Ce que HIPAA exige réellement d'un assistant IA
*Cet article est une orientation générale et ne constitue ni un avis juridique ni un conseil de conformité ; le délégué à la protection des données de votre entité couverte a le dernier mot.*
HIPAA a été écrit autour de la donnée, pas autour de l'outil qui la lit, si bien qu'un assistant IA est traité comme tout autre membre du personnel ou business associate qui touche des données de santé protégées. La Privacy Rule régit les usages et divulgations autorisés des PHI ainsi que la norme du minimum nécessaire. La Security Rule impose des sauvegardes administratives, physiques et techniques : contrôle d'accès, contrôles d'audit, intégrité, sécurité de transmission et analyse de risque documentée. La Breach Notification Rule fixe l'obligation de notifier les personnes concernées, le HHS et, pour les incidents majeurs, les médias, en cas de divulgation non autorisée de PHI non sécurisées.

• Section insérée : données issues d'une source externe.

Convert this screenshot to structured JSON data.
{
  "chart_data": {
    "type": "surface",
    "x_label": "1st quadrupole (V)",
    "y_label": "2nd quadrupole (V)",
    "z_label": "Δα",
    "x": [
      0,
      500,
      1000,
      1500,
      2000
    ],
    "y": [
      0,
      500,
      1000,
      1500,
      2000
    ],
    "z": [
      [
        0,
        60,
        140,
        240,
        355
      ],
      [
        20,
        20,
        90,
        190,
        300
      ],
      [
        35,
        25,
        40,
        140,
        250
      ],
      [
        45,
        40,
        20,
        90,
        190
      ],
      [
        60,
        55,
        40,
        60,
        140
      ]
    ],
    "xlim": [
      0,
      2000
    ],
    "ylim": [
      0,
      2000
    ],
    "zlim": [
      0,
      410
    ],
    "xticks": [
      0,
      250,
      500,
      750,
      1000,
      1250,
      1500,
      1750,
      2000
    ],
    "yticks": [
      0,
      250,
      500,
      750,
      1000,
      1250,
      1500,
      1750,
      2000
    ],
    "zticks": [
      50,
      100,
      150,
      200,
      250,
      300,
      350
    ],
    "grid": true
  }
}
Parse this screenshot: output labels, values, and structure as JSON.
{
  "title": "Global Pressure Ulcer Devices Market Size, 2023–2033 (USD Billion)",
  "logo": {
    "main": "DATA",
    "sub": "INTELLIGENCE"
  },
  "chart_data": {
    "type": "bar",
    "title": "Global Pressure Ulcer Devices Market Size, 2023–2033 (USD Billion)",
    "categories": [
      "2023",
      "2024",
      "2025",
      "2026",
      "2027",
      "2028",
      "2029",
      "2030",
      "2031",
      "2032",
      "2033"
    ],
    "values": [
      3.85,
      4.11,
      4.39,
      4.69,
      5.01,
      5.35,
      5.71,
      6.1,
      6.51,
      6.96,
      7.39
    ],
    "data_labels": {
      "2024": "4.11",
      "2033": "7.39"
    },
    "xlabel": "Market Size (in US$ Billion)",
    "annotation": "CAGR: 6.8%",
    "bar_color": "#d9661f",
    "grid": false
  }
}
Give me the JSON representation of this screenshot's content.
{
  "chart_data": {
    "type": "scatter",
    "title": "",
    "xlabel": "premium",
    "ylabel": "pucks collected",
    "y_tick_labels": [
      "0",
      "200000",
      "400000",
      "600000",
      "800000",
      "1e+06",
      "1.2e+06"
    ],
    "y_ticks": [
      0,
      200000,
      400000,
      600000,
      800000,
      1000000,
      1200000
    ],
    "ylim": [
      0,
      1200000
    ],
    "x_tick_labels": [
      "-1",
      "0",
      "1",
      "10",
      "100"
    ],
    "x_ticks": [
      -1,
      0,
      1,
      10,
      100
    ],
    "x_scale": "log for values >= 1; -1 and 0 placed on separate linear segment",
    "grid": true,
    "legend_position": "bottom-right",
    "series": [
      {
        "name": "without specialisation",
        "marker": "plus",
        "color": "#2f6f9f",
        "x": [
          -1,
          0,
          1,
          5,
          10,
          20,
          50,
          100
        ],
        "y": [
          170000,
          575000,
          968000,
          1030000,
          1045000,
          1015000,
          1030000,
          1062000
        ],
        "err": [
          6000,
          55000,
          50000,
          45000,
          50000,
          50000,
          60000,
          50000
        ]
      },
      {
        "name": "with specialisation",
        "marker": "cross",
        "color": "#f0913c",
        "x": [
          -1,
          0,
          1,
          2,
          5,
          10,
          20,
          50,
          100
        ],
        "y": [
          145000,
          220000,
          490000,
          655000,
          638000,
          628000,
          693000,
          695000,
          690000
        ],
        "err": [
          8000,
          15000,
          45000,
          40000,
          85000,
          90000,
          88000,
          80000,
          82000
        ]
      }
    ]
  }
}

Les textes récents du HHS ont signalé que les systèmes IA qui créent, reçoivent, conservent ou transmettent des ePHI doivent être inventoriés et soumis à une analyse de risque comme tout autre actif, avec chiffrement en transit et au repos, authentification multi-facteur et réponse à incident en temps utile. L'obligation ne change pas parce que l'entité qui lit le dossier est un modèle.
Où ChatGPT, Copilot et Gemini ne suffisent pas pour les PHI
D'usine, les tiers grand public de ChatGPT, Microsoft Copilot et Google Gemini ne sont pas appropriés pour les PHI. Les abonnements gratuits et standards ne s'accompagnent pas d'un Business Associate Agreement, et les prompts peuvent être conservés ou utilisés pour l'amélioration du modèle selon les conditions par défaut.
Nuance à garder en tête : chaque éditeur propose des configurations entreprise pouvant être couvertes par un BAA. OpenAI signe des BAA pour l'API et pour ChatGPT Enterprise ou Edu via les comptes gérés par la vente. Microsoft propose une couverture BAA pour Azure OpenAI Service et certains tenants Microsoft 365 Copilot, mais GitHub Copilot et d'autres surfaces grand public sont exclues. Google supporte un BAA pour Gemini dans les niveaux Workspace qualifiants, mais exclut explicitement NotebookLM et la surface Gemini-dans-Chrome.
Le risque pratique, c'est la dérive du personnel. Un clinicien qui colle un compte rendu de sortie dans l'onglet d'un chatbot gratuit constitue par défaut une divulgation hors BAA, quel que soit le contenu du contrat entreprise.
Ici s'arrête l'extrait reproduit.